Starting in early 2023, I was part of a team at Vancouver’s Centre for Digital Media working on a site-specific poetry project. Vancouver’s then Poet Laureate, the amazing Fiona Tinwei Lam, had inaugurated a project to collect and curate some of the most impressive, contemporary verse about specific places in Vancouver.

But why limit those poems to be read only on paper, or on a website page? To the imaginative, the opportunity to enhance the Vancouver City Poems Project with a dedicated augmented reality experience was just too good. Using mobile platforms, lovers of literature could actually be encouraged to journey in person to the places the poems are actually about, “collect” those poems once they arrived site, and proceed to engage with the words, themes, and imagery in the poems while physically out in the urban environment that inspired them in the first place.

The app I helped design as a part of that CDM team—the Locative Audio App—was sometimes joked about as a Pokémon Go for poems. This breezy comparison is actually not far off the mark.

Through a moderately convoluted set of circumstances, the production of the app was being undertaken by a unit within the University of British Columbia’s Critical Indigenous Studies Department. This perhaps counterintuitive collab—between an ancient and celebrated form of literature on the one hand, and one of the world’s leading academic institutes promoting decolonization and Indigenous empowerment—made for brilliant forms of cooperation on one hand, and some thorny challenges on the other.
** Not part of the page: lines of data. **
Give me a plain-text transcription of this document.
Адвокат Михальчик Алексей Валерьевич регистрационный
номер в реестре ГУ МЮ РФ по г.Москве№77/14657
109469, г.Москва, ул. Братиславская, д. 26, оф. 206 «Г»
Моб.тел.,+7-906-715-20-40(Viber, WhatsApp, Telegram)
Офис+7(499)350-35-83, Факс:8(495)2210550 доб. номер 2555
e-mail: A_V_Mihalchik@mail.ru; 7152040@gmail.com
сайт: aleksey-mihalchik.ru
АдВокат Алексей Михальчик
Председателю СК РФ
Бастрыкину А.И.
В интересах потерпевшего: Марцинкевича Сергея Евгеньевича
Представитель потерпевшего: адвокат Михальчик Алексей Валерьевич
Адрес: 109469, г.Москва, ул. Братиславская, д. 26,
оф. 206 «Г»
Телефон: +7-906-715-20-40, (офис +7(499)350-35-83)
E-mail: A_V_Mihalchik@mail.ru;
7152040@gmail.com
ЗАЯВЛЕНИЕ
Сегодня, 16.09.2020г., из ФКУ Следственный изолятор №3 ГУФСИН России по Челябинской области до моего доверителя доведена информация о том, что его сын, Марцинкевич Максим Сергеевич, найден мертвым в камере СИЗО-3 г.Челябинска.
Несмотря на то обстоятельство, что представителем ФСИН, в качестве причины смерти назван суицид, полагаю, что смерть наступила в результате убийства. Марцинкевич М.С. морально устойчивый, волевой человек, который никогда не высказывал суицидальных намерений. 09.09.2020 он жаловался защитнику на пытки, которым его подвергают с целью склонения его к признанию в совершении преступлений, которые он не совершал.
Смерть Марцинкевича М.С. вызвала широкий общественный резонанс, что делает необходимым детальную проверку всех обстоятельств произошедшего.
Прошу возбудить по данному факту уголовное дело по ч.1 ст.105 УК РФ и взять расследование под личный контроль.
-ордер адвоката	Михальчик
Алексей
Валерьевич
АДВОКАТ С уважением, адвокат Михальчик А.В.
For sure, I didn’t anticipate what would be foremost among those thorny challenges. No one else on the team did, either.

But for reasons having everything to do with the history of the land on which the modern City of Vancouver was erected, and the relationship with the land the peoples who preceded white settlers traditionally enjoyed, our mobile app about navigating to places in Vancouver couldn’t feature any kind of map.

So—how do you make it possible for people to locate one of a constellation of discrete sites in a sprawling, modern city without showing them streets, buildings, boundaries, and cardinal directions? That was our task.

I wrote about both the historical, cultural, and ideological underpinnings of all this, and our efforts to design with those underpinnings in mind, in an article that was recently published in The British Columbia Quarterly, or B.C. Studies.

It was an honour to be part of that issue, and you can read my article, “Apping a City Through Verse,” here.

(My article title is a riff on a 2022 Fiona Lam article in The Tyee, “Can You Map A City Through Verse?”, which can be found here.)

As primarily an author of graphic nonfiction, it was a rare and flattering treat to have my work published in an academic journal; something I would likely never have experienced outside my pursuit of a Masters of Digital Media at CDM. I remain grateful to the faculty members, staff, and my fellow grad students for the experience of a lifetime in Vancouver from 2022-2024.